In a certain kind of better world, you can kill thirty people, be certain they all deserved it, and still come off as a really good guy instead of a psychopath. That's the world in which the curtain closed on the John Wayne archetype in 1976's The Shootist, John Wayne's last film, made just three years before his death*. It's not a bad movie but it's more of a celebration of what people generally thought was great about John Wayne's movies than what was actually great about them. It's a cosy, elegiac little daydream.
Wayne plays a notorious gunfighter named J.B. Books who comes to Carson City in 1901 on a day newspapers are reporting the death of Queen Victoria. He soon learns he's not long for the world himself as his friend and doctor, Hostetler (James Stewart), confirms a diagnosis from another doctor that Books has inoperable cancer.

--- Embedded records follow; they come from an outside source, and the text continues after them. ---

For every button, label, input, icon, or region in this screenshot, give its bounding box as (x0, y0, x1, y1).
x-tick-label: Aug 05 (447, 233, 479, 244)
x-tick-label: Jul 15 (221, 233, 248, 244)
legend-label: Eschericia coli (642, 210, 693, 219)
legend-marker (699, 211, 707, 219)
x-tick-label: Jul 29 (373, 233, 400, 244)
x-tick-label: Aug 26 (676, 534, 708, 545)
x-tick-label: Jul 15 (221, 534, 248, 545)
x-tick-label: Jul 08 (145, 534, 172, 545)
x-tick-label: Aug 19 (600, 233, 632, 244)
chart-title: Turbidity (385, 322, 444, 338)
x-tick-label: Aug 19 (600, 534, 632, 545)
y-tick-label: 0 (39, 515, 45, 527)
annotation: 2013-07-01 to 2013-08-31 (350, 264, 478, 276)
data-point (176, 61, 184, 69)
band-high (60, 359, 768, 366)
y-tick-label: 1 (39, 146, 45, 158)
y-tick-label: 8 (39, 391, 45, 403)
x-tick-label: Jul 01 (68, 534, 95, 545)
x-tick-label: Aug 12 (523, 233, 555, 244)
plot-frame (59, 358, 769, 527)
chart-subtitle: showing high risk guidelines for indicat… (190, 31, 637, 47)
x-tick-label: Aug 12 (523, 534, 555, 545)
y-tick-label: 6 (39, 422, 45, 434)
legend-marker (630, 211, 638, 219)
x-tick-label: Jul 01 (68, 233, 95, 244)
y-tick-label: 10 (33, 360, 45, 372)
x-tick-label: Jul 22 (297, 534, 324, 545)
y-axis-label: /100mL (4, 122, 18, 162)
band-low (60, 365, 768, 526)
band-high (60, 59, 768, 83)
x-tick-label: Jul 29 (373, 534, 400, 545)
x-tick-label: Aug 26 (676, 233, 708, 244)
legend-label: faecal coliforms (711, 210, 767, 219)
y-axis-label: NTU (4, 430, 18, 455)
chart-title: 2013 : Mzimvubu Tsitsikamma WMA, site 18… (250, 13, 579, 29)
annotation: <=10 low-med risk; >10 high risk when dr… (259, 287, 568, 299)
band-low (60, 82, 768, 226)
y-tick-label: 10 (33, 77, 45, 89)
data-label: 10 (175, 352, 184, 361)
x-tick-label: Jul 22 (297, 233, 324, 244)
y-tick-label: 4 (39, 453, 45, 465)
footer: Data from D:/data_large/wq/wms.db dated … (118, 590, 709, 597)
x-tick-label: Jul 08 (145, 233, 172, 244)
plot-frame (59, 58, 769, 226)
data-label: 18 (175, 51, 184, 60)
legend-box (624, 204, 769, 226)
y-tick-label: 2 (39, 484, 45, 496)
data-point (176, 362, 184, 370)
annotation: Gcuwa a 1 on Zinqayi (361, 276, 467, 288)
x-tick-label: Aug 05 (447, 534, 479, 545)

Stewart's pairing with Wayne reminds one of The Man Who Shot Liberty Valance where the two represented two sides of a mythical American spirit--Stewart on the side of the social contract and its benefit for all and Wayne representing an instinctual code of individualism enforced by fists and guns. That was a John Ford movie, and like The Searchers, another movie Ford made with Wayne, there's a recognition that the kind of lifestyle led by the John Wayne archetype was far from perfect and deciding who ought to live or die was never simple.
But The Shootist was directed by Don Siegel who made Dirty Harry and Madigan, a director who very much had faith in the idea of one good man with a gun versus the whole world, and in that Wayne may have found himself in more comfortable company than he did with John Ford. But the naivete inherent in this world view makes for a far less satisfying film.
What Wayne and Siegel, and maybe fans of Wayne's, take from the Ford film is the sense of isolation, the sense of the lone fellow who's honed an incredible skill for survival in a world that rejects his ideology. The woman in The Shootist isn't quite the annoying misogynist portrait that characterises the women in Siegel's other films but I think it's entirely due to the fact that she's played by Lauren Bacall.
Even so, one senses her character's never able to wrap her head around the violent grandeur other characters feel to be self-evident about Books. Her main contribution seems to be in staying out of his way and not completely hating him.
Her son, Gillom, played by Ron Howard, idolises Books and wants the older man to teach him how to shoot. Books gives some lip service to the idea that young Gillom shouldn't grow up to be like him but by the end the movie can't help undercutting this message.
The film's final shoot-out, where a bunch of two dimensional villains obligingly show up, takes place in an absolutely gorgeous saloon.
I've been trying to find out if it's a real place--I'd love to visit. Dig the designs carved into the bar and all the green and black art nouveau everywhere.
*I just learned John Wayne died exactly two months after I was born. I guess there wasn't room for both of us in the world.